Innovation and shared knowledge in the EU-MENA region
Andrea Salustri  1@  
1 : Tor Vergata University Economics Foudation  (FUET)

The goal of this paper is to explore the opportunities that might improve the EU-MENA relations regarding shared knowledge and cooperation. The process of creation and dissemination of knowledge does not always reach the final stage of common heritage, as knowledge is often shared only within research institutions, or at most, when it produces innovation, within the share of population that has access to the market. In other words, knowledge dissemination does not always reach communities and individuals, therefore does not innovate common sense. Given a global scenario characterized by consistent income and wellbeing inequalities, this ultimate stage is of the utmost importance, as it allows to generate a supply of goods and services (often aimed at satisfying basic needs) at an almost null cost, by virtue of the advanced stage achieved in the learning (dissemination) process. A “common knowledge based economy” is therefore able to supply that long tail of the world population that is endowed with low and stationary (if not decreasing) levels of income and wealth, at least in the short run.

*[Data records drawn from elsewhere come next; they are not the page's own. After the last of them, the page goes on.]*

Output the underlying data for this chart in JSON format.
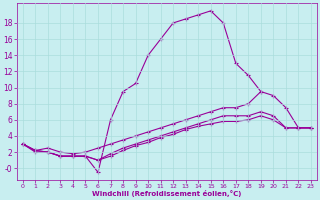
{
  "xlabel": "Windchill (Refroidissement éolien,°C)",
  "bg_color": "#c8eef0",
  "line_color": "#990099",
  "grid_color": "#aadddd",
  "xlim": [
    -0.5,
    23.5
  ],
  "ylim": [
    -1.5,
    20.5
  ],
  "xticks": [
    0,
    1,
    2,
    3,
    4,
    5,
    6,
    7,
    8,
    9,
    10,
    11,
    12,
    13,
    14,
    15,
    16,
    17,
    18,
    19,
    20,
    21,
    22,
    23
  ],
  "yticks": [
    0,
    2,
    4,
    6,
    8,
    10,
    12,
    14,
    16,
    18
  ],
  "curve1_x": [
    0,
    1,
    2,
    3,
    4,
    5,
    6,
    7,
    8,
    9,
    10,
    11,
    12,
    13,
    14,
    15,
    16,
    17,
    18,
    19
  ],
  "curve1_y": [
    3,
    2,
    2,
    1.5,
    1.5,
    1.5,
    -0.5,
    6,
    9.5,
    10.5,
    14,
    16,
    18,
    18.5,
    19,
    19.5,
    18,
    13,
    11.5,
    9.5
  ],
  "curve2_x": [
    0,
    1,
    2,
    3,
    4,
    5,
    6,
    7,
    8,
    9,
    10,
    11,
    12,
    13,
    14,
    15,
    16,
    17,
    18,
    19,
    20,
    21,
    22,
    23
  ],
  "curve2_y": [
    3,
    2.2,
    2.5,
    2,
    1.8,
    2,
    2.5,
    3,
    3.5,
    4,
    4.5,
    5,
    5.5,
    6,
    6.5,
    7,
    7.5,
    7.5,
    8,
    9.5,
    9,
    7.5,
    5,
    5
  ],
  "curve3_x": [
    0,
    1,
    2,
    3,
    4,
    5,
    6,
    7,
    8,
    9,
    10,
    11,
    12,
    13,
    14,
    15,
    16,
    17,
    18,
    19,
    20,
    21,
    22,
    23
  ],
  "curve3_y": [
    3,
    2.2,
    2,
    1.5,
    1.5,
    1.5,
    1,
    1.8,
    2.5,
    3,
    3.5,
    4,
    4.5,
    5,
    5.5,
    6,
    6.5,
    6.5,
    6.5,
    7,
    6.5,
    5,
    5,
    5
  ],
  "curve4_x": [
    0,
    1,
    2,
    3,
    4,
    5,
    6,
    7,
    8,
    9,
    10,
    11,
    12,
    13,
    14,
    15,
    16,
    17,
    18,
    19,
    20,
    21,
    22,
    23
  ],
  "curve4_y": [
    3,
    2.2,
    2,
    1.5,
    1.5,
    1.5,
    1,
    1.5,
    2.2,
    2.8,
    3.2,
    3.8,
    4.2,
    4.8,
    5.2,
    5.5,
    5.8,
    5.8,
    6,
    6.5,
    6,
    5,
    5,
    5
  ]
}
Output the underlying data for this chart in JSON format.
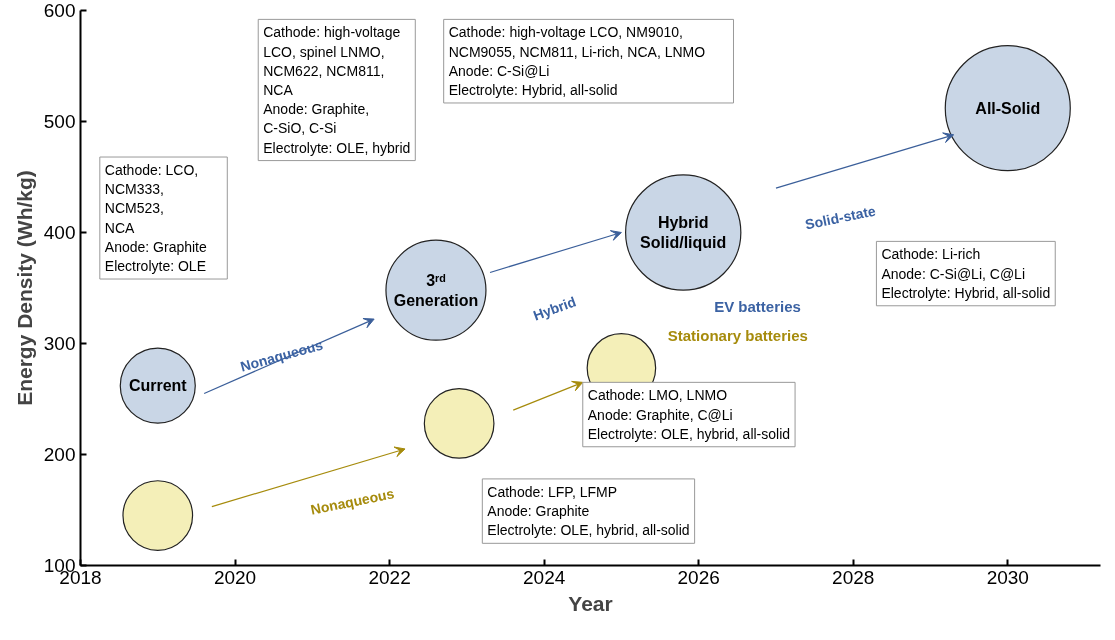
{
  "chart_data": {
    "type": "bubble",
    "relative": false,
    "xlabel": "Year",
    "ylabel": "Energy Density (Wh/kg)",
    "xlim": [
      2018,
      2031.2
    ],
    "ylim": [
      100,
      600
    ],
    "xticks": [
      2018,
      2020,
      2022,
      2024,
      2026,
      2028,
      2030
    ],
    "yticks": [
      100,
      200,
      300,
      400,
      500,
      600
    ],
    "grid": false,
    "series": [
      {
        "name": "EV batteries",
        "color": "#c9d6e6",
        "x": [
          2019,
          2022.6,
          2025.8,
          2030
        ],
        "values": [
          262,
          348,
          400,
          512
        ],
        "sizes": [
          0.36,
          0.64,
          0.85,
          1
        ]
      },
      {
        "name": "Stationary batteries",
        "color": "#f4efb8",
        "x": [
          2019,
          2022.9,
          2025
        ],
        "values": [
          145,
          228,
          278
        ],
        "sizes": [
          0.31,
          0.31,
          0.3
        ]
      }
    ],
    "annotations": [
      "Cathode:   LCO,\n               NCM333,\n               NCM523,\n               NCA\nAnode:  Graphite\nElectrolyte: OLE",
      "Cathode: high-voltage\n     LCO, spinel LNMO,\n     NCM622, NCM811,\n     NCA\nAnode: Graphite,\n     C-SiO, C-Si\nElectrolyte: OLE, hybrid",
      "Cathode:   high-voltage LCO, NM9010,\n     NCM9055, NCM811, Li-rich,  NCA, LNMO\nAnode:    C-Si@Li\nElectrolyte: Hybrid, all-solid",
      "Cathode: Li-rich\nAnode:    C-Si@Li, C@Li\nElectrolyte: Hybrid, all-solid",
      "Cathode: LMO, LNMO\nAnode: Graphite, C@Li\nElectrolyte: OLE, hybrid, all-solid",
      "Cathode: LFP, LFMP\nAnode: Graphite\nElectrolyte: OLE, hybrid, all-solid",
      "Nonaqueous",
      "Hybrid",
      "Solid-state",
      "Nonaqueous",
      {
        "text": "Current",
        "x": 2019,
        "y": 262
      },
      {
        "text": "3ʳᵈ\nGeneration",
        "x": 2022.6,
        "y": 348
      },
      {
        "text": "Hybrid\nSolid/liquid",
        "x": 2025.8,
        "y": 400
      },
      {
        "text": "All-Solid",
        "x": 2030,
        "y": 512
      }
    ]
  }
}
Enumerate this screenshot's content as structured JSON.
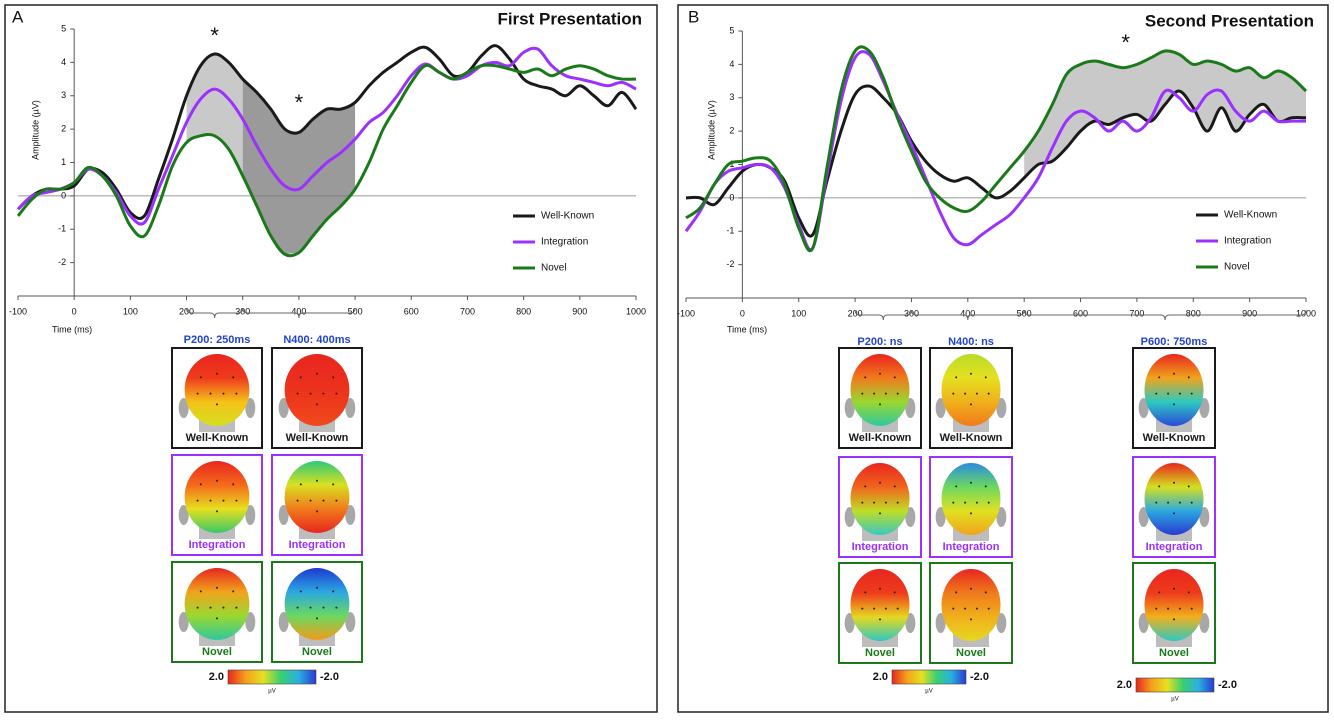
{
  "chart_data": [
    {
      "type": "line",
      "panel_label": "A",
      "title": "First Presentation",
      "x_label": "Time (ms)",
      "y_label": "Amplitude (µV)",
      "xlim": [
        -100,
        1000
      ],
      "ylim": [
        -3,
        5
      ],
      "xticks": [
        -100,
        0,
        100,
        200,
        300,
        400,
        500,
        600,
        700,
        800,
        900,
        1000
      ],
      "yticks": [
        -2,
        -1,
        0,
        1,
        2,
        3,
        4,
        5
      ],
      "x": [
        -100,
        -75,
        -50,
        -25,
        0,
        25,
        50,
        75,
        100,
        125,
        150,
        175,
        200,
        225,
        250,
        275,
        300,
        325,
        350,
        375,
        400,
        425,
        450,
        475,
        500,
        525,
        550,
        575,
        600,
        625,
        650,
        675,
        700,
        725,
        750,
        775,
        800,
        825,
        850,
        875,
        900,
        925,
        950,
        975,
        1000
      ],
      "series": [
        {
          "name": "Well-Known",
          "color": "#1a1a1a",
          "values": [
            -0.4,
            0.0,
            0.2,
            0.2,
            0.3,
            0.8,
            0.7,
            0.2,
            -0.5,
            -0.6,
            0.5,
            1.7,
            3.0,
            3.9,
            4.25,
            4.0,
            3.5,
            3.1,
            2.6,
            2.0,
            1.9,
            2.3,
            2.6,
            2.6,
            2.8,
            3.3,
            3.7,
            4.0,
            4.3,
            4.45,
            4.1,
            3.6,
            3.7,
            4.2,
            4.5,
            4.1,
            3.5,
            3.3,
            3.2,
            3.0,
            3.3,
            3.0,
            2.7,
            3.1,
            2.6
          ]
        },
        {
          "name": "Integration",
          "color": "#9b30ff",
          "values": [
            -0.4,
            0.0,
            0.1,
            0.2,
            0.4,
            0.8,
            0.6,
            0.1,
            -0.6,
            -0.8,
            0.2,
            1.2,
            2.2,
            2.9,
            3.2,
            2.9,
            2.3,
            1.5,
            0.8,
            0.3,
            0.2,
            0.6,
            1.0,
            1.3,
            1.7,
            2.2,
            2.5,
            3.0,
            3.6,
            3.95,
            3.7,
            3.5,
            3.6,
            3.9,
            4.0,
            3.9,
            4.3,
            4.4,
            3.9,
            3.6,
            3.5,
            3.4,
            3.3,
            3.4,
            3.2
          ]
        },
        {
          "name": "Novel",
          "color": "#1a7a1a",
          "values": [
            -0.6,
            -0.1,
            0.2,
            0.2,
            0.4,
            0.85,
            0.6,
            0.0,
            -0.9,
            -1.2,
            -0.3,
            0.9,
            1.6,
            1.8,
            1.8,
            1.4,
            0.6,
            -0.3,
            -1.2,
            -1.75,
            -1.7,
            -1.2,
            -0.7,
            -0.3,
            0.2,
            1.0,
            2.0,
            2.7,
            3.4,
            3.9,
            3.7,
            3.5,
            3.7,
            3.9,
            3.9,
            3.8,
            3.7,
            3.8,
            3.6,
            3.8,
            3.9,
            3.8,
            3.6,
            3.5,
            3.5
          ]
        }
      ],
      "annotations": [
        "*",
        "*"
      ],
      "windows": [
        {
          "label": "P200: 250ms",
          "range": [
            200,
            300
          ]
        },
        {
          "label": "N400: 400ms",
          "range": [
            300,
            500
          ]
        }
      ],
      "topomap_labels": [
        "Well-Known",
        "Integration",
        "Novel"
      ],
      "colorbar": {
        "ticks": [
          {
            "value": 2,
            "label": "2.0"
          },
          {
            "value": -2,
            "label": "-2.0"
          }
        ],
        "unit": "µV"
      }
    },
    {
      "type": "line",
      "panel_label": "B",
      "title": "Second Presentation",
      "x_label": "Time (ms)",
      "y_label": "Amplitude (µV)",
      "xlim": [
        -100,
        1000
      ],
      "ylim": [
        -3,
        5
      ],
      "xticks": [
        -100,
        0,
        100,
        200,
        300,
        400,
        500,
        600,
        700,
        800,
        900,
        1000
      ],
      "yticks": [
        -2,
        -1,
        0,
        1,
        2,
        3,
        4,
        5
      ],
      "x": [
        -100,
        -75,
        -50,
        -25,
        0,
        25,
        50,
        75,
        100,
        125,
        150,
        175,
        200,
        225,
        250,
        275,
        300,
        325,
        350,
        375,
        400,
        425,
        450,
        475,
        500,
        525,
        550,
        575,
        600,
        625,
        650,
        675,
        700,
        725,
        750,
        775,
        800,
        825,
        850,
        875,
        900,
        925,
        950,
        975,
        1000
      ],
      "series": [
        {
          "name": "Well-Known",
          "color": "#1a1a1a",
          "values": [
            0.0,
            0.0,
            -0.2,
            0.3,
            0.8,
            1.0,
            0.9,
            0.5,
            -0.6,
            -1.1,
            0.5,
            2.0,
            3.1,
            3.35,
            3.0,
            2.5,
            1.7,
            1.1,
            0.7,
            0.5,
            0.6,
            0.3,
            0.0,
            0.2,
            0.6,
            1.0,
            1.1,
            1.5,
            2.0,
            2.3,
            2.2,
            2.4,
            2.5,
            2.3,
            2.8,
            3.2,
            2.7,
            2.0,
            2.7,
            2.0,
            2.5,
            2.8,
            2.3,
            2.4,
            2.4
          ]
        },
        {
          "name": "Integration",
          "color": "#9b30ff",
          "values": [
            -1.0,
            -0.4,
            0.4,
            0.8,
            0.9,
            1.0,
            0.9,
            0.3,
            -0.8,
            -1.5,
            0.7,
            2.9,
            4.2,
            4.3,
            3.5,
            2.5,
            1.6,
            0.6,
            -0.4,
            -1.2,
            -1.4,
            -1.1,
            -0.8,
            -0.5,
            0.0,
            0.6,
            1.5,
            2.3,
            2.6,
            2.4,
            2.0,
            2.3,
            2.0,
            2.4,
            3.2,
            3.0,
            2.6,
            3.1,
            3.2,
            2.6,
            2.3,
            2.6,
            2.3,
            2.3,
            2.3
          ]
        },
        {
          "name": "Novel",
          "color": "#1a7a1a",
          "values": [
            -0.6,
            -0.3,
            0.4,
            1.0,
            1.1,
            1.2,
            1.1,
            0.4,
            -0.9,
            -1.5,
            0.9,
            3.2,
            4.4,
            4.4,
            3.6,
            2.4,
            1.4,
            0.5,
            0.0,
            -0.3,
            -0.4,
            -0.1,
            0.4,
            0.9,
            1.4,
            2.0,
            2.8,
            3.7,
            4.0,
            4.1,
            4.0,
            3.9,
            4.0,
            4.2,
            4.4,
            4.3,
            4.0,
            4.1,
            4.0,
            3.8,
            3.9,
            3.6,
            3.8,
            3.6,
            3.2
          ]
        }
      ],
      "annotations": [
        "*"
      ],
      "windows": [
        {
          "label": "P200: ns",
          "range": [
            200,
            300
          ]
        },
        {
          "label": "N400: ns",
          "range": [
            300,
            500
          ]
        },
        {
          "label": "P600: 750ms",
          "range": [
            500,
            1000
          ]
        }
      ],
      "topomap_labels": [
        "Well-Known",
        "Integration",
        "Novel"
      ],
      "colorbar": {
        "ticks": [
          {
            "value": 2,
            "label": "2.0"
          },
          {
            "value": -2,
            "label": "-2.0"
          }
        ],
        "unit": "µV"
      }
    }
  ]
}
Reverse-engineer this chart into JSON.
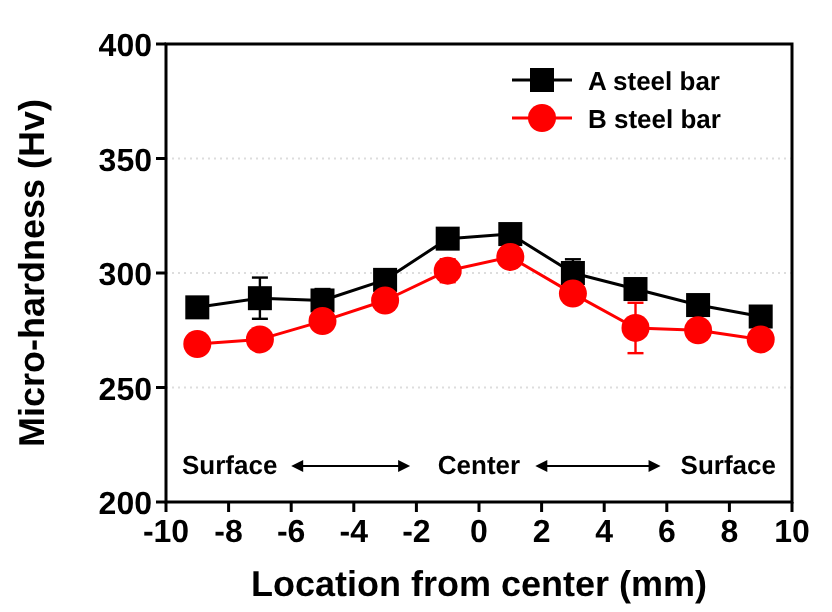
{
  "chart_data": {
    "type": "line",
    "xlabel": "Location from center (mm)",
    "ylabel": "Micro-hardness (Hv)",
    "x": [
      -9,
      -7,
      -5,
      -3,
      -1,
      1,
      3,
      5,
      7,
      9
    ],
    "series": [
      {
        "name": "A steel bar",
        "color": "#000000",
        "marker": "square",
        "values": [
          285,
          289,
          288,
          297,
          315,
          317,
          300,
          293,
          286,
          281
        ],
        "errors": [
          2,
          9,
          5,
          3,
          3,
          3,
          6,
          3,
          4,
          3
        ]
      },
      {
        "name": "B steel bar",
        "color": "#ff0000",
        "marker": "circle",
        "values": [
          269,
          271,
          279,
          288,
          301,
          307,
          291,
          276,
          275,
          271
        ],
        "errors": [
          2,
          2,
          3,
          3,
          5,
          3,
          3,
          11,
          3,
          2
        ]
      }
    ],
    "xlim": [
      -10,
      10
    ],
    "xticks": [
      -10,
      -8,
      -6,
      -4,
      -2,
      0,
      2,
      4,
      6,
      8,
      10
    ],
    "ylim": [
      200,
      400
    ],
    "yticks": [
      200,
      250,
      300,
      350,
      400
    ],
    "grid": "y",
    "legend": "top right",
    "line_style": "solid",
    "annotations": [
      "Surface",
      "Center",
      "Surface"
    ]
  }
}
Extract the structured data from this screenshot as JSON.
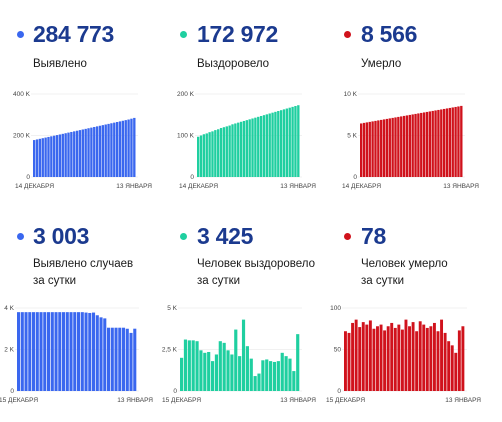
{
  "panels": [
    {
      "value": "284 773",
      "label_lines": [
        "Выявлено"
      ],
      "color": "#3a67ef",
      "chart_data": {
        "type": "bar",
        "ylim": [
          0,
          400000
        ],
        "y_ticks": [
          {
            "v": 0,
            "t": "0"
          },
          {
            "v": 200000,
            "t": "200 K"
          },
          {
            "v": 400000,
            "t": "400 K"
          }
        ],
        "x_start_label": "14 ДЕКАБРЯ",
        "x_end_label": "13 ЯНВАРЯ",
        "values": [
          178000,
          181000,
          184000,
          187000,
          190000,
          193000,
          196000,
          199000,
          202000,
          205000,
          208000,
          211000,
          214000,
          217000,
          220000,
          223000,
          226000,
          229000,
          232000,
          235000,
          238000,
          241000,
          244000,
          247000,
          250000,
          253000,
          256000,
          259000,
          262000,
          265000,
          268000,
          271000,
          274000,
          277000,
          281000,
          284773
        ]
      }
    },
    {
      "value": "172 972",
      "label_lines": [
        "Выздоровело"
      ],
      "color": "#1fcfa0",
      "chart_data": {
        "type": "bar",
        "ylim": [
          0,
          200000
        ],
        "y_ticks": [
          {
            "v": 0,
            "t": "0"
          },
          {
            "v": 100000,
            "t": "100 K"
          },
          {
            "v": 200000,
            "t": "200 K"
          }
        ],
        "x_start_label": "14 ДЕКАБРЯ",
        "x_end_label": "13 ЯНВАРЯ",
        "values": [
          97000,
          100000,
          103000,
          105000,
          108000,
          110000,
          113000,
          115000,
          118000,
          120000,
          122000,
          124000,
          127000,
          129000,
          131000,
          133000,
          135000,
          137000,
          139000,
          141000,
          143000,
          145000,
          147000,
          149000,
          151000,
          153000,
          155000,
          157000,
          159000,
          161000,
          163000,
          165000,
          167000,
          169000,
          171000,
          172972
        ]
      }
    },
    {
      "value": "8 566",
      "label_lines": [
        "Умерло"
      ],
      "color": "#d0121c",
      "chart_data": {
        "type": "bar",
        "ylim": [
          0,
          10000
        ],
        "y_ticks": [
          {
            "v": 0,
            "t": "0"
          },
          {
            "v": 5000,
            "t": "5 K"
          },
          {
            "v": 10000,
            "t": "10 K"
          }
        ],
        "x_start_label": "14 ДЕКАБРЯ",
        "x_end_label": "13 ЯНВАРЯ",
        "values": [
          6450,
          6520,
          6580,
          6640,
          6700,
          6760,
          6820,
          6880,
          6940,
          7000,
          7060,
          7120,
          7180,
          7240,
          7300,
          7360,
          7420,
          7480,
          7540,
          7600,
          7660,
          7720,
          7780,
          7840,
          7900,
          7960,
          8020,
          8080,
          8140,
          8200,
          8260,
          8320,
          8380,
          8440,
          8500,
          8566
        ]
      }
    },
    {
      "value": "3 003",
      "label_lines": [
        "Выявлено случаев",
        "за сутки"
      ],
      "color": "#3a67ef",
      "chart_data": {
        "type": "bar",
        "ylim": [
          0,
          4000
        ],
        "y_ticks": [
          {
            "v": 0,
            "t": "0"
          },
          {
            "v": 2000,
            "t": "2 K"
          },
          {
            "v": 4000,
            "t": "4 K"
          }
        ],
        "x_start_label": "15 ДЕКАБРЯ",
        "x_end_label": "13 ЯНВАРЯ",
        "values": [
          3800,
          3800,
          3800,
          3800,
          3800,
          3800,
          3800,
          3800,
          3800,
          3800,
          3800,
          3800,
          3800,
          3800,
          3800,
          3800,
          3800,
          3800,
          3780,
          3760,
          3780,
          3650,
          3550,
          3500,
          3050,
          3050,
          3050,
          3050,
          3050,
          3000,
          2800,
          3003
        ]
      }
    },
    {
      "value": "3 425",
      "label_lines": [
        "Человек выздоровело",
        "за сутки"
      ],
      "color": "#1fcfa0",
      "chart_data": {
        "type": "bar",
        "ylim": [
          0,
          5000
        ],
        "y_ticks": [
          {
            "v": 0,
            "t": "0"
          },
          {
            "v": 2500,
            "t": "2,5 K"
          },
          {
            "v": 5000,
            "t": "5 K"
          }
        ],
        "x_start_label": "15 ДЕКАБРЯ",
        "x_end_label": "13 ЯНВАРЯ",
        "values": [
          2000,
          3100,
          3050,
          3050,
          3000,
          2450,
          2300,
          2350,
          1800,
          2200,
          3000,
          2900,
          2450,
          2200,
          3700,
          2100,
          4300,
          2700,
          1950,
          900,
          1050,
          1850,
          1900,
          1800,
          1750,
          1800,
          2300,
          2100,
          1950,
          1200,
          3425
        ]
      }
    },
    {
      "value": "78",
      "label_lines": [
        "Человек умерло",
        "за сутки"
      ],
      "color": "#d0121c",
      "chart_data": {
        "type": "bar",
        "ylim": [
          0,
          100
        ],
        "y_ticks": [
          {
            "v": 0,
            "t": "0"
          },
          {
            "v": 50,
            "t": "50"
          },
          {
            "v": 100,
            "t": "100"
          }
        ],
        "x_start_label": "15 ДЕКАБРЯ",
        "x_end_label": "13 ЯНВАРЯ",
        "values": [
          72,
          70,
          82,
          86,
          77,
          83,
          80,
          85,
          75,
          78,
          80,
          73,
          78,
          82,
          76,
          80,
          74,
          86,
          78,
          83,
          72,
          84,
          80,
          76,
          78,
          82,
          72,
          86,
          70,
          60,
          55,
          46,
          73,
          78
        ]
      }
    }
  ]
}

Common knowledge might find a suitable institutional environment to flourish in the social and solidarity economy (SSE), and the Mediterranean region has an optimal logistic placement to make a bridge among the European Union, focused on an economic growth process based on innovation, efficient use of resources and employment, and the MENA region, still characterized by low levels of human development and per capita wealth (even if with significant exceptions), and by increasing demographic trends.